After death of his wife in 1990 and retirement, he moved to Manchester, UK with his son in 2000. He died on 12 December 2019 in London, UK following cancer.

==Works==
Bardolikar primarily contributed to ghazal poetry. His poetry collections are Parivesh, Mosam, Amantran, Vishwas, Talab, Eni Sherima, Gulmahorna Ghunt, Champo Ane Chameli, Hawana Pagala, Kulliyate Dipak, Tadko Taro Pyar, Relo Ashadno. His novels are Dhuliyu Akash and Bakhtavar. His works of history and research include Sunni Vahora, Vahora Vibhutio, Quran Parichay, Nyayno Divas, Vatna Diva. Meghdhanushya was his collection of essays.

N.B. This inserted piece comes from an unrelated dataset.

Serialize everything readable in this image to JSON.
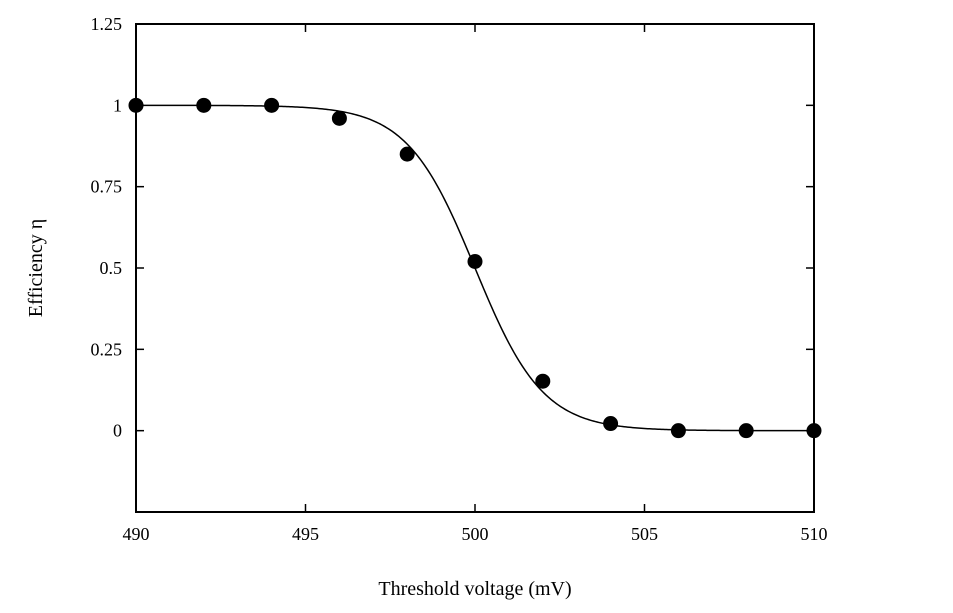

He published his autobiography in two volumes. Uchhala Khay Chhe Pani (2004) records from his birth to 1978 while Sankalono Sitam (1999) includes his experiences in jail in 1978 followed by his life events till 1990. Gazalni Duniyama is his memoir.

He edited Videshi Gazalo, a collection of Gujarati ghazals from Pakistani poets.

==Recognition==
Rangkala Gujarati Cultural Society of Karachi awarded him the Fakir Suvarna Chandrak in 1990 for his contribution to Gujarati Ghazals.